O advogado Arystóbulo de Oliveira Freitas, da Associação Brasileira das Indústrias de Medicamentos Genéricos (Progenéricos), disse que o Poder Judiciário “precisa dar um basta” ao que ele chamou de “estado de coisas” no setor de patentes de medicamentos. “Há uma tendência de judicialização e tentativa de uso do Judiciário para estender os prazos”, disse. Segundo ele, a Progenéricos não é contra patentes, nem a favor de quebra de patentes. “Estamos discutindo a ilícita tentativa de prorrogação de prazo de patente”, ressaltou.

Para a Progenéricos, está havendo “uma tentativa indevida de prorrogar o prazo em prejuízo do acesso”. O advogado informou que em 2009 foram vendidos 2 milhões de caixas de Viagra no Brasil, com faturamento de R$ 170 milhões. “Esse julgamento é de absoluta importância para o acesso à população. O medicamento genérico só é possível de ser lançado no mercado após o vencimento da patente, além de ter de passar por vários exames antes de chegar ao mercado. Enquanto houver essa prática de prorrogação de prazo, a população estará alijada do acesso ao medicamento e muitas vezes entre a morte e a vida”, afirmou Arystóbulo.     

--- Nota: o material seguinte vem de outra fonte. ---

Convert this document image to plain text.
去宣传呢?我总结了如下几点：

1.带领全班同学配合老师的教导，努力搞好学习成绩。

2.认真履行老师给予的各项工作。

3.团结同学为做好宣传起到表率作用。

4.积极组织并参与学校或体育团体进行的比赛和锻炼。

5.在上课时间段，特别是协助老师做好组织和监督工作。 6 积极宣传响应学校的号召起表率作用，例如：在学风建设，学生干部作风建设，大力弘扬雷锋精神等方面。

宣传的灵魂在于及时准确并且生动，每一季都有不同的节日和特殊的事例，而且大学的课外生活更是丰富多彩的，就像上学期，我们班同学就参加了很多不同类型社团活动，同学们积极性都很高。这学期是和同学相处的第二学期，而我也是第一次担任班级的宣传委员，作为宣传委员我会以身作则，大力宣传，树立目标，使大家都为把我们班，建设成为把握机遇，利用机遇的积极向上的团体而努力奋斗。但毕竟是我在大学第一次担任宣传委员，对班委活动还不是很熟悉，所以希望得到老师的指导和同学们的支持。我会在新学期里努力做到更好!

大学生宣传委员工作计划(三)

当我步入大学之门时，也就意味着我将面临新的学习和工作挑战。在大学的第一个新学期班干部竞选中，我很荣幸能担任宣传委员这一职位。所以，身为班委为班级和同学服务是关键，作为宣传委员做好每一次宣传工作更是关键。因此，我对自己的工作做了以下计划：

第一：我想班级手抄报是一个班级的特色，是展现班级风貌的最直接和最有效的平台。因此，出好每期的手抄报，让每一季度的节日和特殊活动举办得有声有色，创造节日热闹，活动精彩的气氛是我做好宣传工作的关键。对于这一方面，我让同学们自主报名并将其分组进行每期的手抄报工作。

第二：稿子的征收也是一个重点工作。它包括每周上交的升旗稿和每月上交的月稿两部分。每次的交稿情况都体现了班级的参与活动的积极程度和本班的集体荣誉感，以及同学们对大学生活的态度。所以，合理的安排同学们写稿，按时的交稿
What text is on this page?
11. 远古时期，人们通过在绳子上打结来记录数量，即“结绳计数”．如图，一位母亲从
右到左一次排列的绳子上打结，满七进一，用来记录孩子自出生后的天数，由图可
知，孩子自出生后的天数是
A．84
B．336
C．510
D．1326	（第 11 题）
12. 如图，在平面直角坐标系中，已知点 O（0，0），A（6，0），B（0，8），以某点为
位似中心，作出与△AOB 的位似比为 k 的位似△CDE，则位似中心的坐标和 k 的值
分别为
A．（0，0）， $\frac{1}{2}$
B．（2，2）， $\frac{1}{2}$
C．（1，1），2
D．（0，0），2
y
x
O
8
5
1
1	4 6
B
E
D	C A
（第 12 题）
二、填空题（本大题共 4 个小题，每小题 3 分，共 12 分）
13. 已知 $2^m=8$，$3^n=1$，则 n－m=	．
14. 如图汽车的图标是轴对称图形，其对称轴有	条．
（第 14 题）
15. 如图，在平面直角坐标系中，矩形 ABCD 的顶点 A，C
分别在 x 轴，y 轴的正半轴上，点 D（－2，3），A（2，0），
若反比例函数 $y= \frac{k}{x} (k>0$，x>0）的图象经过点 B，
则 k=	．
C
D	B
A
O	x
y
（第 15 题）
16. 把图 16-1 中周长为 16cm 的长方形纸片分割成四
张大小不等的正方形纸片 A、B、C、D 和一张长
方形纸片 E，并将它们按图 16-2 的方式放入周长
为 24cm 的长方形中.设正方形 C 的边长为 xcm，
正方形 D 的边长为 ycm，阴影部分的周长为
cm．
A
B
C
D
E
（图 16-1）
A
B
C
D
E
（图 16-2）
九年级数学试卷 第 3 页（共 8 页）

A Pfizer é representada pelo advogado Fernando Neves da Silva. Ele questionou se o interesse social e desenvolvimento tecnológico alegado pelo INPI seria voltar ao período em que o Brasil não dava proteção às invenções da indústria farmacêutica e por isso o país não dispunha de remédios de vanguarda. “A proteção econômica que está citada na Constituição (artigo 5º) é no sentido de se dar incentivo à pesquisa e retribuição ao autor”, disse. Referindo-se ao interesse da indústria de genéricos, o advogado afirmou que “a redução do prazo em um ano seria transferir o lucro da empresa que investiu pesado em pesquisas para empresas que só estão dispostas a copiar o medicamento. O lucro continuará existindo”, afirmou.

Há mais de 10 anos que o INPI e o Pfizer travam uma disputa jurídica pela validade da patente do Viagra no Brasil. Além da ação que foi julgada nesta quarta-feira (28/4), há Recurso Especial 1.178.712, que subiu do TRF 2ª Região em fevereiro último. Com informações da Assessoria de Imprensa do Superior Tribunal de Justiça.